Clive Baker

Personal information
- Full name: Clive Edward Baker
- Date of birth: 14 March 1959 (age 67)
- Place of birth: West Runton, England
- Height: 5 ft 9 in (1.75 m)
- Position: Goalkeeper

Senior career*
- Years: Team / Apps / (Gls)
- 1977–1984: Norwich City / 14 / (0)
- 1984–1991: Barnsley / 291 / (0)
- 1991–1992: Coventry City / 0 / (0)
- 1992–1994: Ipswich Town / 48 / (0)
- Total:  / 353 / (0)

= Clive Baker (footballer, born 1959) =

English footballer

Clive Edward Baker (born 14 March 1959) is an English former professional footballer who played as a goalkeeper for Norwich City, Barnsley and Coventry City in the Football League and for Ipswich Town in the Premier League.

Baker was born in West Runton, Norfolk. He began his career at Norwich City in July 1977 appearing 14 times in his 7 years at the club.
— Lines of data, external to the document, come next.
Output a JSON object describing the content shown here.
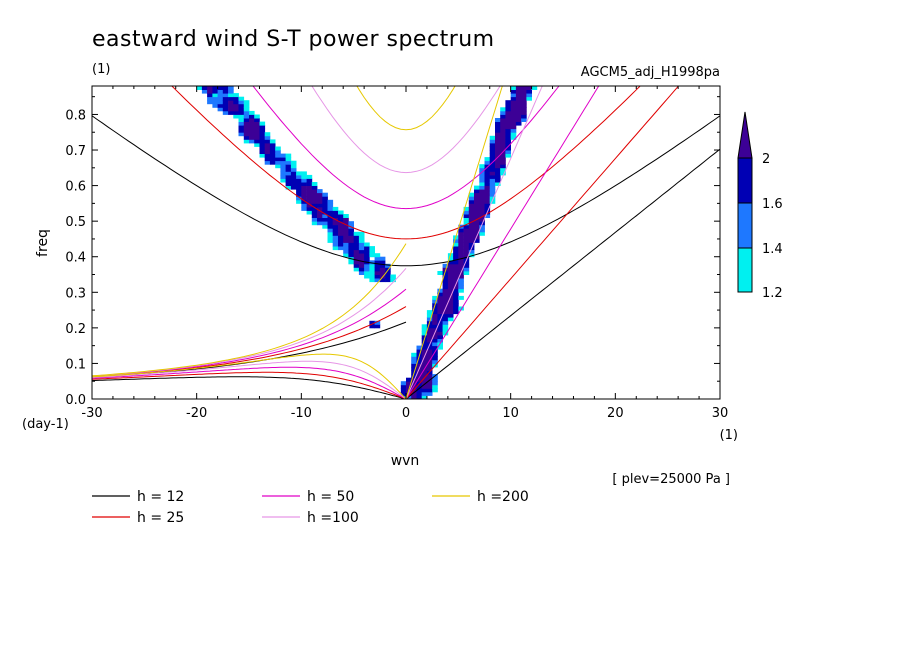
{
  "chart_data": {
    "type": "heatmap",
    "title": "eastward wind S-T power spectrum",
    "subtitle": "(1)",
    "dataset_label": "AGCM5_adj_H1998pa",
    "xlabel": "wvn",
    "ylabel": "freq",
    "x_unit": "(1)",
    "y_unit": "(day-1)",
    "footnote": "[ plev=25000 Pa ]",
    "xlim": [
      -30,
      30
    ],
    "ylim": [
      0.0,
      0.88
    ],
    "x_ticks": [
      -30,
      -20,
      -10,
      0,
      10,
      20,
      30
    ],
    "x_tick_labels": [
      "-30",
      "-20",
      "-10",
      "0",
      "10",
      "20",
      "30"
    ],
    "y_ticks": [
      0.0,
      0.1,
      0.2,
      0.3,
      0.4,
      0.5,
      0.6,
      0.7,
      0.8
    ],
    "y_tick_labels": [
      "0.0",
      "0.1",
      "0.2",
      "0.3",
      "0.4",
      "0.5",
      "0.6",
      "0.7",
      "0.8"
    ],
    "colorbar": {
      "levels": [
        1.2,
        1.4,
        1.6,
        2.0
      ],
      "level_labels": [
        "1.2",
        "1.4",
        "1.6",
        "2"
      ],
      "colors": [
        "#00f0f0",
        "#1e78ff",
        "#0000b4",
        "#3c0096"
      ]
    },
    "dispersion_curves": [
      {
        "name": "h = 12",
        "h": 12,
        "color": "#000000"
      },
      {
        "name": "h = 25",
        "h": 25,
        "color": "#e00000"
      },
      {
        "name": "h = 50",
        "h": 50,
        "color": "#e000c8"
      },
      {
        "name": "h =100",
        "h": 100,
        "color": "#e696e6"
      },
      {
        "name": "h =200",
        "h": 200,
        "color": "#e6c800"
      }
    ],
    "power_regions": [
      {
        "name": "kelvin-wave-band",
        "x_range": [
          0,
          11
        ],
        "freq_range": [
          0.0,
          0.88
        ],
        "max_level": 2.0
      },
      {
        "name": "westward-n1-band",
        "x_range": [
          -25,
          -4
        ],
        "freq_range": [
          0.35,
          0.88
        ],
        "max_level": 2.0
      },
      {
        "name": "low-frequency-westward",
        "x_range": [
          -3,
          0
        ],
        "freq_range": [
          0.0,
          0.22
        ],
        "max_level": 2.0
      }
    ]
  }
}
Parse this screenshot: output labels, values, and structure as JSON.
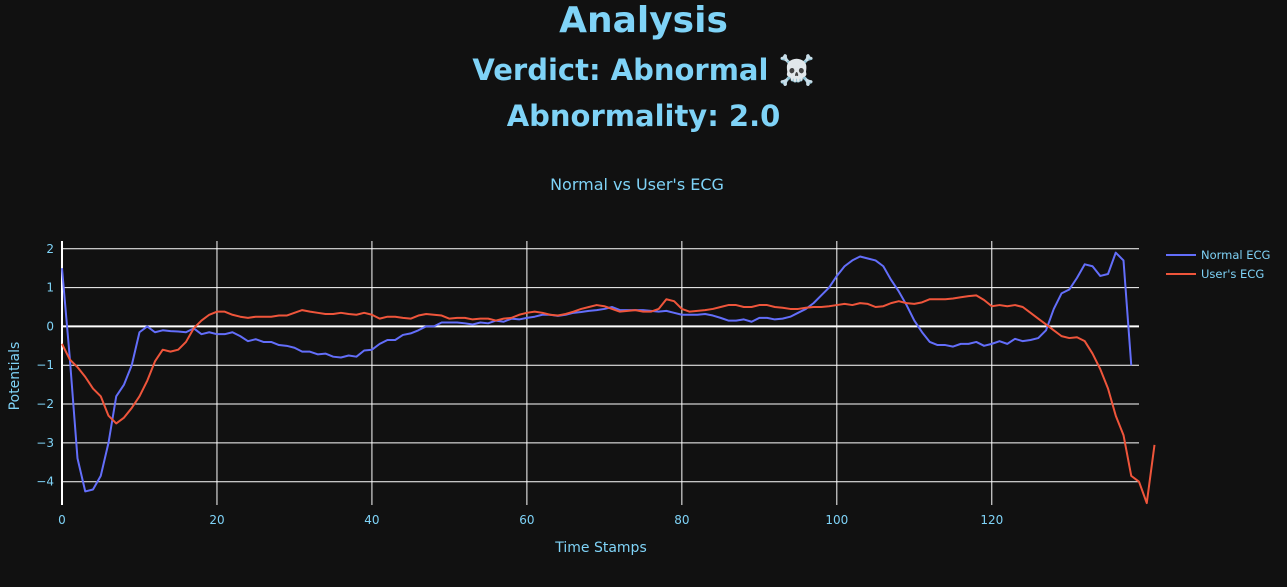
{
  "header": {
    "title": "Analysis",
    "verdict": "Verdict: Abnormal ☠️",
    "abnormality": "Abnormality: 2.0"
  },
  "colors": {
    "background": "#111111",
    "text": "#7fd3f7",
    "grid": "#ffffff",
    "normal_series": "#636efa",
    "user_series": "#ef553b"
  },
  "chart_data": {
    "type": "line",
    "title": "Normal vs User's ECG",
    "xlabel": "Time Stamps",
    "ylabel": "Potentials",
    "xlim": [
      0,
      139
    ],
    "ylim": [
      -4.6,
      2.2
    ],
    "xticks": [
      0,
      20,
      40,
      60,
      80,
      100,
      120
    ],
    "yticks": [
      2,
      1,
      0,
      -1,
      -2,
      -3,
      -4
    ],
    "ytick_labels": [
      "2",
      "1",
      "0",
      "−1",
      "−2",
      "−3",
      "−4"
    ],
    "grid": true,
    "legend": "top-right",
    "series": [
      {
        "name": "Normal ECG",
        "color": "#636efa",
        "values": [
          1.5,
          -0.8,
          -3.4,
          -4.25,
          -4.2,
          -3.85,
          -3.0,
          -1.8,
          -1.5,
          -1.0,
          -0.15,
          0.0,
          -0.15,
          -0.1,
          -0.12,
          -0.13,
          -0.15,
          -0.05,
          -0.2,
          -0.15,
          -0.2,
          -0.2,
          -0.15,
          -0.25,
          -0.38,
          -0.33,
          -0.4,
          -0.4,
          -0.48,
          -0.5,
          -0.55,
          -0.65,
          -0.65,
          -0.72,
          -0.7,
          -0.78,
          -0.8,
          -0.75,
          -0.78,
          -0.62,
          -0.6,
          -0.45,
          -0.35,
          -0.35,
          -0.22,
          -0.18,
          -0.1,
          0.0,
          0.0,
          0.1,
          0.1,
          0.1,
          0.08,
          0.05,
          0.1,
          0.08,
          0.15,
          0.12,
          0.2,
          0.18,
          0.22,
          0.25,
          0.3,
          0.3,
          0.27,
          0.3,
          0.35,
          0.37,
          0.4,
          0.42,
          0.45,
          0.5,
          0.42,
          0.42,
          0.42,
          0.42,
          0.4,
          0.38,
          0.4,
          0.35,
          0.3,
          0.3,
          0.3,
          0.32,
          0.28,
          0.22,
          0.15,
          0.15,
          0.18,
          0.12,
          0.22,
          0.22,
          0.18,
          0.2,
          0.25,
          0.35,
          0.45,
          0.6,
          0.8,
          1.0,
          1.3,
          1.55,
          1.7,
          1.8,
          1.75,
          1.7,
          1.55,
          1.2,
          0.9,
          0.55,
          0.15,
          -0.15,
          -0.4,
          -0.48,
          -0.48,
          -0.52,
          -0.45,
          -0.45,
          -0.4,
          -0.5,
          -0.45,
          -0.38,
          -0.45,
          -0.32,
          -0.38,
          -0.35,
          -0.3,
          -0.1,
          0.45,
          0.85,
          0.95,
          1.25,
          1.6,
          1.55,
          1.3,
          1.35,
          1.9,
          1.7,
          -1.0
        ]
      },
      {
        "name": "User's ECG",
        "color": "#ef553b",
        "values": [
          -0.45,
          -0.85,
          -1.05,
          -1.3,
          -1.6,
          -1.8,
          -2.3,
          -2.5,
          -2.35,
          -2.1,
          -1.8,
          -1.4,
          -0.9,
          -0.6,
          -0.65,
          -0.6,
          -0.4,
          -0.05,
          0.15,
          0.3,
          0.38,
          0.38,
          0.3,
          0.25,
          0.22,
          0.25,
          0.25,
          0.25,
          0.28,
          0.28,
          0.35,
          0.42,
          0.38,
          0.35,
          0.32,
          0.32,
          0.35,
          0.32,
          0.3,
          0.35,
          0.3,
          0.2,
          0.25,
          0.25,
          0.22,
          0.2,
          0.28,
          0.32,
          0.3,
          0.28,
          0.2,
          0.22,
          0.22,
          0.18,
          0.2,
          0.2,
          0.15,
          0.2,
          0.22,
          0.3,
          0.35,
          0.38,
          0.35,
          0.3,
          0.28,
          0.32,
          0.38,
          0.45,
          0.5,
          0.55,
          0.52,
          0.45,
          0.38,
          0.4,
          0.42,
          0.38,
          0.38,
          0.45,
          0.7,
          0.65,
          0.45,
          0.38,
          0.4,
          0.42,
          0.45,
          0.5,
          0.55,
          0.55,
          0.5,
          0.5,
          0.55,
          0.55,
          0.5,
          0.48,
          0.45,
          0.45,
          0.48,
          0.5,
          0.5,
          0.52,
          0.55,
          0.58,
          0.55,
          0.6,
          0.58,
          0.5,
          0.52,
          0.6,
          0.65,
          0.6,
          0.58,
          0.62,
          0.7,
          0.7,
          0.7,
          0.72,
          0.75,
          0.78,
          0.8,
          0.68,
          0.52,
          0.55,
          0.52,
          0.55,
          0.5,
          0.35,
          0.2,
          0.05,
          -0.1,
          -0.25,
          -0.3,
          -0.28,
          -0.38,
          -0.7,
          -1.1,
          -1.6,
          -2.3,
          -2.8,
          -3.85,
          -4.0,
          -4.55,
          -3.05
        ]
      }
    ]
  }
}
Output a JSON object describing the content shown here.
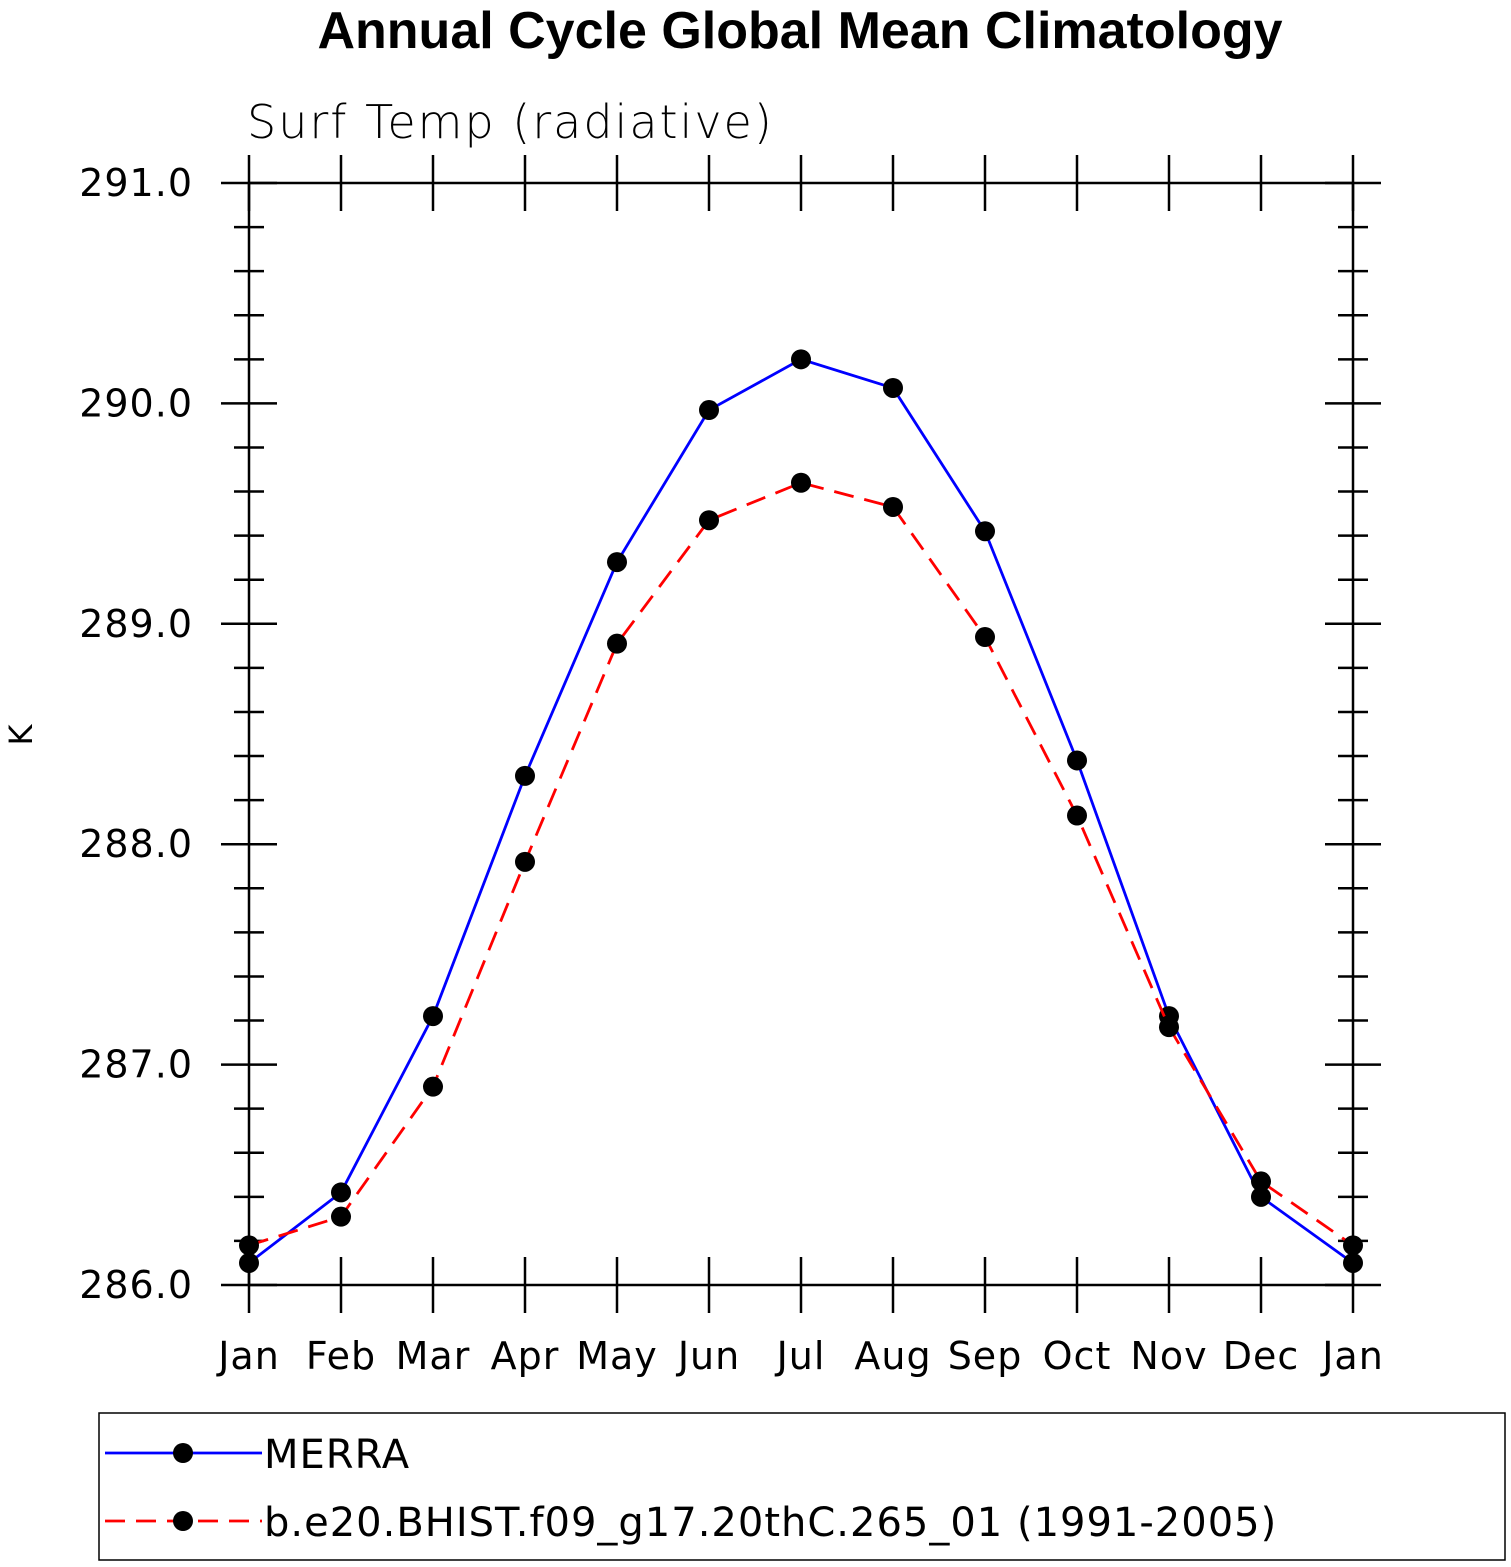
{
  "chart_data": {
    "type": "line",
    "title": "Annual Cycle Global Mean Climatology",
    "subtitle": "Surf Temp (radiative)",
    "ylabel": "K",
    "xlabel": "",
    "ylim": [
      286.0,
      291.0
    ],
    "yticks": [
      "286.0",
      "287.0",
      "288.0",
      "289.0",
      "290.0",
      "291.0"
    ],
    "categories": [
      "Jan",
      "Feb",
      "Mar",
      "Apr",
      "May",
      "Jun",
      "Jul",
      "Aug",
      "Sep",
      "Oct",
      "Nov",
      "Dec",
      "Jan"
    ],
    "grid": false,
    "legend_placement": "bottom",
    "series": [
      {
        "name": "MERRA",
        "color": "#0000ff",
        "style": "solid",
        "marker": "filled-circle",
        "values": [
          286.1,
          286.42,
          287.22,
          288.31,
          289.28,
          289.97,
          290.2,
          290.07,
          289.42,
          288.38,
          287.22,
          286.4,
          286.1
        ]
      },
      {
        "name": "b.e20.BHIST.f09_g17.20thC.265_01 (1991-2005)",
        "color": "#ff0000",
        "style": "dashed",
        "marker": "filled-circle",
        "values": [
          286.18,
          286.31,
          286.9,
          287.92,
          288.91,
          289.47,
          289.64,
          289.53,
          288.94,
          288.13,
          287.17,
          286.47,
          286.18
        ]
      }
    ]
  }
}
From Norwich he moved to Barnsley where he again played for seven years, this time racking up 291 appearances and twice winning the club's Player of the Year award. He was transferred to Coventry City in August 1991, and a year later, without having appeared for Coventry's Football League team, he moved to his final club, Ipswich Town. He retired from professional football in the 1994–95 season as one of only a few to play for both Ipswich Town and Norwich City. After his retirement from football he moved into a job in the insurance industry in London.